Earlier this week, Anthony Breznican of Entertainment Weekly revealed on Twitter that there’d be no new trailer or footage from The Force Awakens shown at Disney’s upcoming D23 convention. This wasn’t much of a surprise, since director J.J. Abrams revealed prior to San Diego Comic Con that the next trailer wouldn’t be released until the fall.

Today, however, EW released a slew of articles and photos from the upcoming issue, featuring interviews with J.J. Abrams and Lawrence Kasdan, information about character names, and a badass cover of Kylo Ren. Club Jade has an excellent roundup on what we’ve learned so far.  Here’s some of my highlights:

  • Kylo Ren is not the character’s given name. He comes upon it after joining a group known as the Knights of Ren. Also, his broadsaber is a weapon of his own creation. Could he be the Sith fanboy we’ve all been dreaming of?

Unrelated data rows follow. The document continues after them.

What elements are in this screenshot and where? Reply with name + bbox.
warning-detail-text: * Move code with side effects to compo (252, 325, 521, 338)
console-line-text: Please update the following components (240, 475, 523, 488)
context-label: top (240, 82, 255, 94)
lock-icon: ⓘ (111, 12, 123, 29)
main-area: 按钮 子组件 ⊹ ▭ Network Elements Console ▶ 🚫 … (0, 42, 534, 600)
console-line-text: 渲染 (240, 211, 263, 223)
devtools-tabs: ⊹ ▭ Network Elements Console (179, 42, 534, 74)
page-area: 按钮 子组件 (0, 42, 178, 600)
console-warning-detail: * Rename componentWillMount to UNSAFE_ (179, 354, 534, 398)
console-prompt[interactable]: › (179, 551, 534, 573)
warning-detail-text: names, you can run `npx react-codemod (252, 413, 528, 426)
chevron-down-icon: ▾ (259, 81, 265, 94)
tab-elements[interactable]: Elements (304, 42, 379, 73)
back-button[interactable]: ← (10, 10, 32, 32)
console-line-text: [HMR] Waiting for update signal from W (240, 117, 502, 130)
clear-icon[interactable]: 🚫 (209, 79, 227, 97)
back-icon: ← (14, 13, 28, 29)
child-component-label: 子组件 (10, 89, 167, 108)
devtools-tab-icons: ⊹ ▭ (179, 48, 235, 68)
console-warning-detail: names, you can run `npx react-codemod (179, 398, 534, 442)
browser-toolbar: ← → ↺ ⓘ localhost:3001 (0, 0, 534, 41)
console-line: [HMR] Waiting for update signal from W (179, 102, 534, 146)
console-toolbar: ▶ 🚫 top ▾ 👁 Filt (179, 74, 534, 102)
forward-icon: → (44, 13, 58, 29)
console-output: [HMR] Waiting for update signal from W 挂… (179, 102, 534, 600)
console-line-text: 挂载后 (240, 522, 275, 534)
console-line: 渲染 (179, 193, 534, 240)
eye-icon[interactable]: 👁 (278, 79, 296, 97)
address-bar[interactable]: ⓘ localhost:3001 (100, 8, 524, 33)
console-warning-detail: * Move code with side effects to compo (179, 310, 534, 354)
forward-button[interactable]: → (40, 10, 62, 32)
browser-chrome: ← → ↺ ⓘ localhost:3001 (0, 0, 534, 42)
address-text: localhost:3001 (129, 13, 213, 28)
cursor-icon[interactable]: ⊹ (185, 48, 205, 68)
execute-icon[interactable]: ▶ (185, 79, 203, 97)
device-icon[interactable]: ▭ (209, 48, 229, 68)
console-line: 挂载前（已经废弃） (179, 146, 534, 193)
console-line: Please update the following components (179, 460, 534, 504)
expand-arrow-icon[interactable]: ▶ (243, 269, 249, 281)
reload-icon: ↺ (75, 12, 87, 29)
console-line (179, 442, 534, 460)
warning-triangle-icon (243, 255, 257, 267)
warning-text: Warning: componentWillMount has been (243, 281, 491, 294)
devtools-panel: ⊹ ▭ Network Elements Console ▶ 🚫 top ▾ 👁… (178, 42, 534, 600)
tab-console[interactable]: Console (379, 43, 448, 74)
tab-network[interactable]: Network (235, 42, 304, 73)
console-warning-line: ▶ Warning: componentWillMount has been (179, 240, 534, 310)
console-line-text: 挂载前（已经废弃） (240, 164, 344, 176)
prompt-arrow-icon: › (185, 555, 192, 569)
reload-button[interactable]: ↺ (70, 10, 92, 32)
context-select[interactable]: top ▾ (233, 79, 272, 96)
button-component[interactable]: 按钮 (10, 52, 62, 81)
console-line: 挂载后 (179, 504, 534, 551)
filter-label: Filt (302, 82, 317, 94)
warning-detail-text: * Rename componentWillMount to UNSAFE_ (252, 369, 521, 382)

  • Kathleen Kennedy persuaded Abrams to direct the film by asking him a simple question: “Who is Luke Skywalker?” While Abrams and Kasdan don’t reveal any new information about Luke’s role in the film, or even what he’s been doing up until that point in the timeline, it’s clear that he’s still a major influence in the Galaxy Far, Far Away.
  • Rey rescues BB-8 from a soccer ball style net, held by an alien named Teedo and his luggabeast. How does Teedo come upon BB-8? And does Rey have a history with the droid before rescuing him? That’s still unclear.
  • Yes, there’s a reason the surnames of Finn and Rey are still a mystery.
  • There’s a photo of John Boyega in stormtrooper armor next to the crashed TIE fighter, that can be seen in the Behind the Scenes reel from Comic Con. Odds are he’s the one flying that thing, perhaps out of the hangar that we see in the second teaser. “Fly, yes. Land, no!”